Ale czy to jest dobra forma? Patrząc na to, co jest napisane w pierwszym akapicie, to jak najbardziej. Na zasadzie, wszystkiemu na przekór. I podziwiam osoby, które medytują, kontemplują i żyją latami w takim stanie. Wydaje mi się, że z czasem staje się to czymś naturalnym, normalnym, codziennością. Czy w tym momencie nadal jest to coś wyjątkowego?
Powinniśmy milczeć, jak najbardziej, w odpowiednich momentach, które czasem wręcz się o to proszą (ze względu na patos, szacunek bądź z własnej decyzji, gdy lepiej powiedzieć mniej niż za dużo), ale należy wyrażać też to, co leży nam na żołądku. W równowadze tkwi złoto.
Tak, już starożytni zwracali uwagę, jak ważny jest złoty środek. Ale nie przenosiłbym wartości (czy wartościowości) z milczenia na równowagę. Mianem „złotego” określa się różne rzeczy, by podkreślić ich cenność, wyjątkowość, albo ważność – ten przymiotnik nie jest zarezerwowany dla jednej. Mówimy: złote serce, złota rączka, złoty podział (w kompozycji), złote myśli, złota godzina (w fotografii)… Dlatego nie pozbawiałbym milczenia tej pozłoty, na rzecz równowagi między milczeniem a mową. Ostatecznie, nawet mowa bywa doceniana bardziej, niż srebrem – wszak o kimś, kto wysławia się w szczególnie elokwentny sposób mówiono: złotousty.

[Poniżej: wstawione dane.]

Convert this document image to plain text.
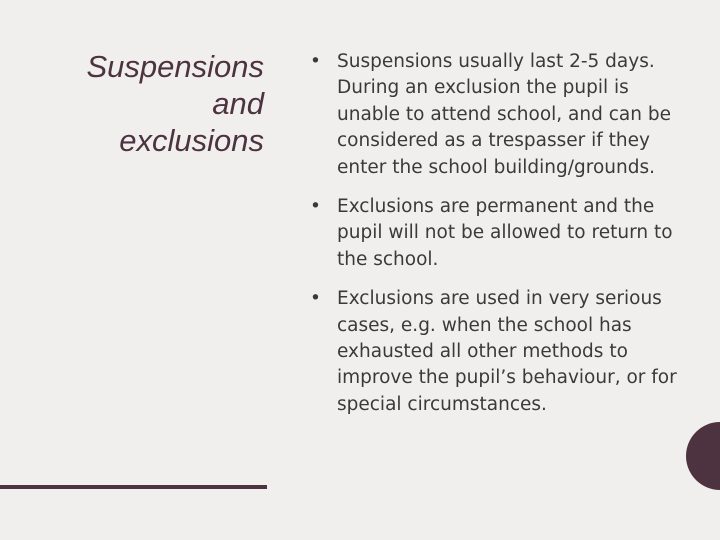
Suspensions
and
exclusions
• Suspensions usually last 2-5 days. During an exclusion the pupil is unable to attend school, and can be considered as a trespasser if they enter the school building/grounds.
• Exclusions are permanent and the pupil will not be allowed to return to the school.
• Exclusions are used in very serious cases, e.g. when the school has exhausted all other methods to improve the pupil’s behaviour, or for special circumstances.
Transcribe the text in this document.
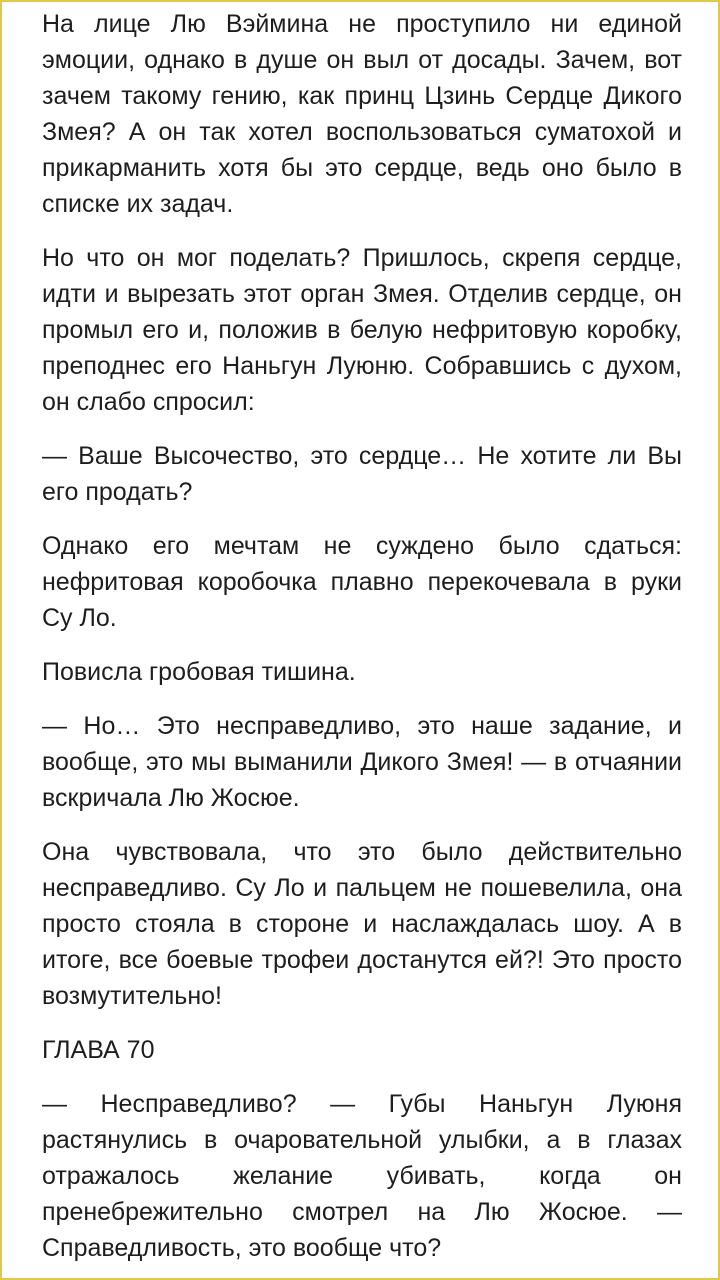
На лице Лю Вэймина не проступило ни единой эмоции, однако в душе он выл от досады. Зачем, вот зачем такому гению, как принц Цзинь Сердце Дикого Змея? А он так хотел воспользоваться суматохой и прикарманить хотя бы это сердце, ведь оно было в списке их задач.

Но что он мог поделать? Пришлось, скрепя сердце, идти и вырезать этот орган Змея. Отделив сердце, он промыл его и, положив в белую нефритовую коробку, преподнес его Наньгун Луюню. Собравшись с духом, он слабо спросил:

— Ваше Высочество, это сердце… Не хотите ли Вы его продать?

Однако его мечтам не суждено было сдаться: нефритовая коробочка плавно перекочевала в руки Су Ло.

Повисла гробовая тишина.

— Но… Это несправедливо, это наше задание, и вообще, это мы выманили Дикого Змея! — в отчаянии вскричала Лю Жосюе.

Она чувствовала, что это было действительно несправедливо. Су Ло и пальцем не пошевелила, она просто стояла в стороне и наслаждалась шоу. А в итоге, все боевые трофеи достанутся ей?! Это просто возмутительно!

ГЛАВА 70

— Несправедливо? — Губы Наньгун Луюня растянулись в очаровательной улыбки, а в глазах отражалось желание убивать, когда он пренебрежительно смотрел на Лю Жосюе. — Справедливость, это вообще что?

Bardzo miłe wrażenia miałem podczas lektury tekstu „Reszta jest złotem”. Zabawny koncept ze złotem w tytule i słynną szekspirowską sentencją. Jasno stawiane pytania, trafne argumenty. Dodałbym tylko coś o pozytywnych stronach milczenia. Jeśli jest ono czymś więcej niż tylko zaprzestaniem rozmaitych aktywności wyrażania się, jest według mnie przede wszystkim słuchaniem. Żeby słuchać uważnie trzeba wyjść z trybu wzmożonej aktywności, usadowić się w sobie, co nie znaczy zamknąć w sobie. Chodzi o bycie w zgodzie ze swoim prawdziwym ja, które ukrywamy skrzętnie pod gadaniną i zabieganiem. Milczenie to chwila wychodzenia z trybików gadającej maszyny do świata żywych. To, by zacytować Grzegorza Pogadalnika
„wychodzenie z Zombielandu”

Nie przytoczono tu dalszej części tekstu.